Fiction is not true – it is made-up stories. These stories may have real people or real events, but the point at which an author begins adding made-up information, the piece becomes a work of fiction. For example, you might decide to write a story about Hurricane Katrina. You can set it on the Gulf Coast, use actual tracking data about the storm, and use pivotal personalities who were involved; however, once you add your own characters and introduce a creative plot line, the end result is fiction.
Like nonfiction, fiction breaks down into smaller categories, known as genres. The following is a good representation, but not complete, of types of fiction: romance, sci-fi, mystery, western, adventure, fantasy, comedy, horror, paranormal, and Christian. The definition of each genre is self-explanatory: mysteries have puzzles for someone to solve, romances are love stories, westerns are set in the west . . . and so on. But, and a very important “but” here, these genres become much more complex by having subgenres with specific guidelines.
Let’s look at the mystery genre. It is broken down into numerous subgenres. Amateur sleuth, caper, cozy, hardboiled, courtroom drama, police procedural, private detective, and whodunit are just a few of the many selections you’ll find on mystery bookshelves. To further complicate matters, in a subgenre such as amateur sleuth you’ll find series with main characters who are chefs, people with cats, writers, quilters, and antiques dealers who find themselves looped into one murder investigation after another with their areas of expertise serving as the connective tissue of the stories. As a mater of fact, some of our favorite fictional people fall into this category. Remember Father Dowling, Jessica Fletcher, and Miss Marple?
If you choose to write in a specific genre/subgenre, do your homework . . . familiarize yourself with its guidelines and follow them. Say you choose to write a cozy. This mystery subgenre expects:
- A main character who is a good person
- No graphic violence or explicit sex . . . slashing, gashing, and passionate bed-tumbling happen off-stage
- The setting to be in a small place . . . a country house, a snowed-in ski lodge, or isolated island
- Quirky supporting characters/murder suspects
- The author to lay out clues, including red herrings, so the reader can join in the game
- An ending where the murder is solved fairly and the “bad” people receive their just desserts
While the cozy is only one example, most subgenres come with their own particular guidelines as well. Of course, no one demands you follow these guidelines, but if someone chooses to read your genre fiction and he/she feels mislead or tricked . . . Reread column one: Link your name to a good, dependable reputation.

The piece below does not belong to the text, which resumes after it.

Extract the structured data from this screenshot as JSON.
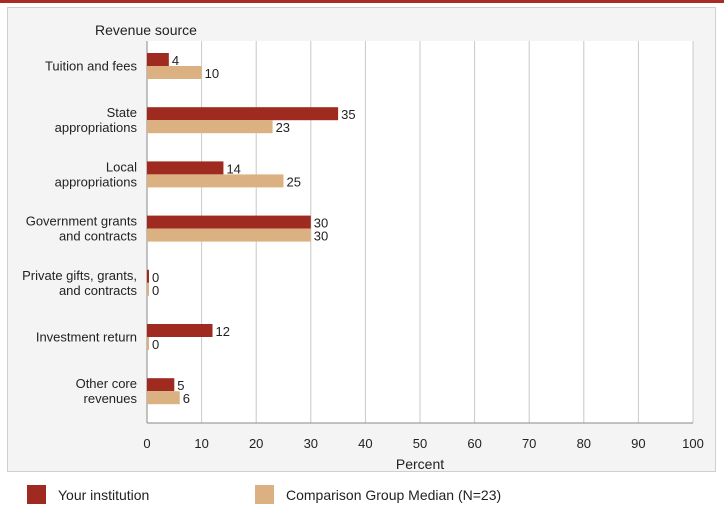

A published writer pleases his/her agents, editors, and readers.
Once a fiction writer settles on a genre, his/her job still isn’t finished. Fiction also breaks down by length according to its word count. The following list may vary a little from publisher to publisher, but I think you’ll find it typical.

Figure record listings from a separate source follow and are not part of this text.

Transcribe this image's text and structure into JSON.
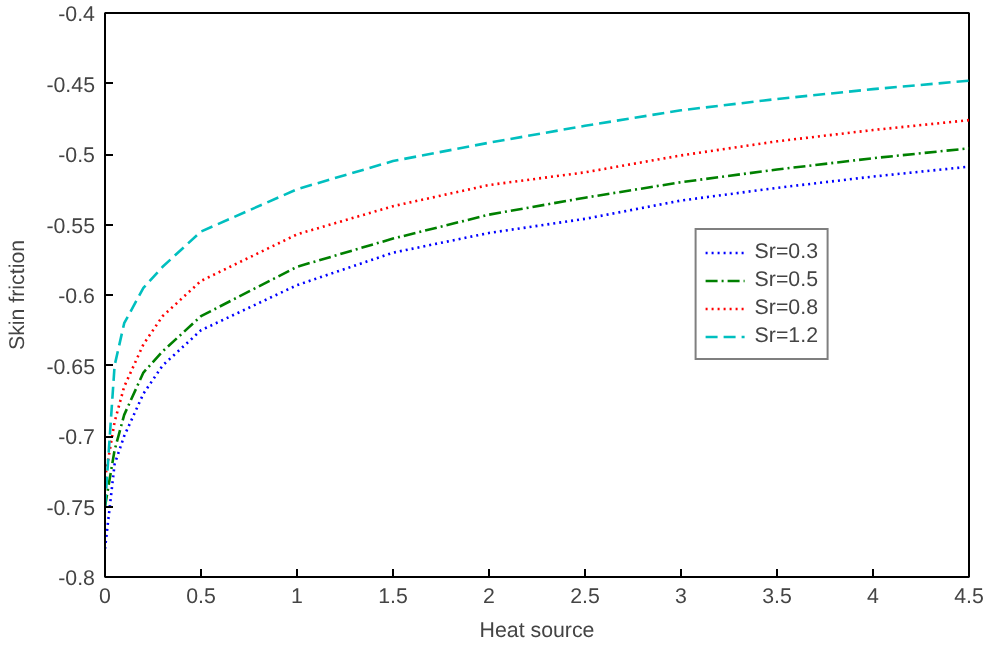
{
  "chart_data": {
    "type": "line",
    "xlabel": "Heat source",
    "ylabel": "Skin friction",
    "x": [
      0,
      0.05,
      0.1,
      0.2,
      0.3,
      0.5,
      1,
      1.5,
      2,
      2.5,
      3,
      3.5,
      4,
      4.5
    ],
    "series": [
      {
        "name": "Sr=0.3",
        "color": "#0000ff",
        "line_style": "dotted",
        "values": [
          -0.78,
          -0.72,
          -0.7,
          -0.67,
          -0.65,
          -0.625,
          -0.593,
          -0.57,
          -0.556,
          -0.546,
          -0.533,
          -0.524,
          -0.516,
          -0.509
        ]
      },
      {
        "name": "Sr=0.5",
        "color": "#008000",
        "line_style": "dashdot",
        "values": [
          -0.75,
          -0.71,
          -0.685,
          -0.655,
          -0.64,
          -0.615,
          -0.58,
          -0.56,
          -0.543,
          -0.531,
          -0.52,
          -0.511,
          -0.503,
          -0.496
        ]
      },
      {
        "name": "Sr=0.8",
        "color": "#ff0000",
        "line_style": "dotted",
        "values": [
          -0.73,
          -0.69,
          -0.665,
          -0.635,
          -0.615,
          -0.59,
          -0.557,
          -0.537,
          -0.522,
          -0.513,
          -0.501,
          -0.491,
          -0.483,
          -0.476
        ]
      },
      {
        "name": "Sr=1.2",
        "color": "#00bfbf",
        "line_style": "dashed",
        "values": [
          -0.75,
          -0.65,
          -0.62,
          -0.595,
          -0.58,
          -0.555,
          -0.525,
          -0.505,
          -0.492,
          -0.48,
          -0.469,
          -0.461,
          -0.454,
          -0.448
        ]
      }
    ],
    "xlim": [
      0,
      4.5
    ],
    "ylim": [
      -0.8,
      -0.4
    ],
    "xticks": [
      0,
      0.5,
      1,
      1.5,
      2,
      2.5,
      3,
      3.5,
      4,
      4.5
    ],
    "yticks": [
      -0.8,
      -0.75,
      -0.7,
      -0.65,
      -0.6,
      -0.55,
      -0.5,
      -0.45,
      -0.4
    ],
    "grid": false,
    "legend": "center right",
    "marker": "none"
  }
}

Flash Fiction – up to 1000 words
Short-Shorts – 1000 – 1700 words
Short Stories – up to 7500 words
Novellas – up to 20,000 words
Novels – up to 100,000 words
Epics – over 100,000 words
So as a fiction writer, besides choosing your subject before you start a story, you’ll probably need to have a length in mind, too. The topics for these columns have been straightforward so far, but in the world of fiction, writers find themselves with a multitude of choices. No wonder we become befuddled! While wading through these choices is overwhelming, it is also exciting. When you begin combining genres and subgenres, you are unleashing your creative spirit and fine-tuning a story that ultimately will be uniquely yours.
If you are interested in writing fiction, this column’s “step assignment” may be the most important one you do. Soon you’ll be asked to choose the story type you want to pursue for your writing piece in the next series of columns. Most likely you’ll choose a category you enjoy reading. My short-shorts and short stories have been included in mystery, literary, children’s, and Christian periodicals and anthologies. This is no surprise since these are the areas that I’ve been reading since I was a child.
Step Seven – Read different fiction genres/subgenres of varying lengths you think you’d like to write, write every day, and sign your name to it.